The extremist group also abducted 73 people including 17 women,10 of which are policewomen abducted in June (the policewomen were released earlier in February alongside some abducted academics from the University of Maiduguri after a negotiation with the government).

Despite the efforts of aid agencies and the government to resettle IDPs in their towns and villages, the report stated that there are still 1.7 million IDPs in Borno, Yobe and Adamawa states. According to the report, 39 per cent of the IDPs live in camps and similar shelters while 61 per cent live in host communities.

“The UN said that 5.2 million people in the North-east remained in urgent need of food assistance; 450,000 children under five were in urgent need of nutrition. In July Doctors without Borders reported that 240 children had died from malnutrition in Borno State.

“On 17 January, the Nigerian Air Force bombed an IDP camp in Rann, headquarters of Kala Balge local government, in Borno state, killing at least 167 civilians, including many children. The military said the bombing was an accident as Rann was not identified as a humanitarian camp.”

Forced Evictions

The governments of Lagos, Imo and Rivers states were singled out for condemnation for ”ordering and supervising forced eviction of thousands of residents without adequate notice, compensation, or the provision of alternative accommodation and resettlement.”

“In Lagos state, at least 5,000 people were forcibly evicted from Otodo-Gbame and Ilubirin waterfront communities despite Lagos State High Court orders. The orders restrained state authorities from demolishing the homes of affected communities consisting of at least 300,000 residents and ordered them to consult with residents. In March, the Lagos state government pulled out of the consultations saying the communities’ ”demand for resettlement was unreasonable.”

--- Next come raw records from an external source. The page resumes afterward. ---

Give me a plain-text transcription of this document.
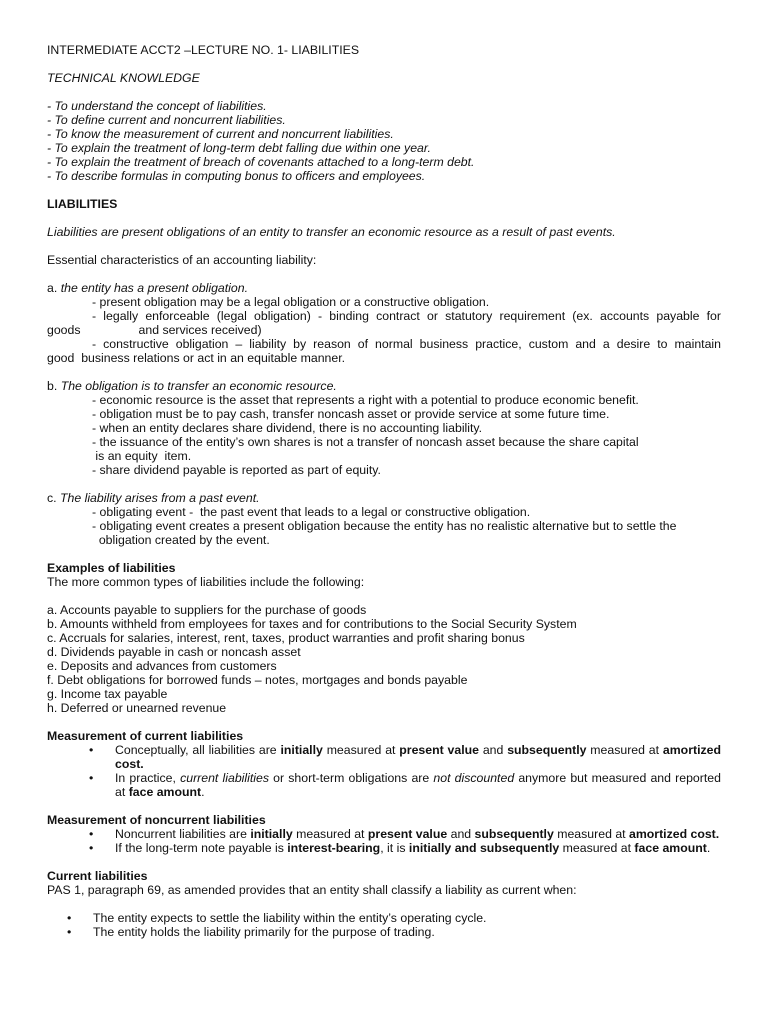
INTERMEDIATE ACCT2 –LECTURE NO. 1- LIABILITIES

TECHNICAL KNOWLEDGE

- To understand the concept of liabilities.

- To define current and noncurrent liabilities.

- To know the measurement of current and noncurrent liabilities.

- To explain the treatment of long-term debt falling due within one year.

- To explain the treatment of breach of covenants attached to a long-term debt.

- To describe formulas in computing bonus to officers and employees.

LIABILITIES

Liabilities are present obligations of an entity to transfer an economic resource as a result of past events.

Essential characteristics of an accounting liability:

a. the entity has a present obligation.

- present obligation may be a legal obligation or a constructive obligation.

- legally enforceable (legal obligation) - binding contract or statutory requirement (ex. accounts payable for

goods	and services received)

- constructive obligation – liability by reason of normal business practice, custom and a desire to maintain

good  business relations or act in an equitable manner.

b. The obligation is to transfer an economic resource.

- economic resource is the asset that represents a right with a potential to produce economic benefit.

- obligation must be to pay cash, transfer noncash asset or provide service at some future time.

- when an entity declares share dividend, there is no accounting liability.

- the issuance of the entity’s own shares is not a transfer of noncash asset because the share capital

is an equity  item.

- share dividend payable is reported as part of equity.

c. The liability arises from a past event.

- obligating event -  the past event that leads to a legal or constructive obligation.

- obligating event creates a present obligation because the entity has no realistic alternative but to settle the

obligation created by the event.

Examples of liabilities

The more common types of liabilities include the following:

a. Accounts payable to suppliers for the purchase of goods

b. Amounts withheld from employees for taxes and for contributions to the Social Security System

c. Accruals for salaries, interest, rent, taxes, product warranties and profit sharing bonus

d. Dividends payable in cash or noncash asset

e. Deposits and advances from customers

f. Debt obligations for borrowed funds – notes, mortgages and bonds payable

g. Income tax payable

h. Deferred or unearned revenue

Measurement of current liabilities

• Conceptually, all liabilities are initially measured at present value and subsequently measured at amortized cost.
• In practice, current liabilities or short-term obligations are not discounted anymore but measured and reported at face amount.

Measurement of noncurrent liabilities

• Noncurrent liabilities are initially measured at present value and subsequently measured at amortized cost.
• If the long-term note payable is interest-bearing, it is initially and subsequently measured at face amount.

Current liabilities

PAS 1, paragraph 69, as amended provides that an entity shall classify a liability as current when:

• The entity expects to settle the liability within the entity’s operating cycle.
• The entity holds the liability primarily for the purpose of trading.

During the forced eviction of Otodo-Gbame community on April 9, at least two people were shot, one fatally, as the police fired at the unarmed residents. There were no investigations into the shootings. On June 13, Lagos state authorities forcibly evicted hundreds of people from Ijora-Badia community.

The report noted that the Rivers State government forcibly evicted hundreds of people from the Ayagologo waterfront community in Port Harcourt.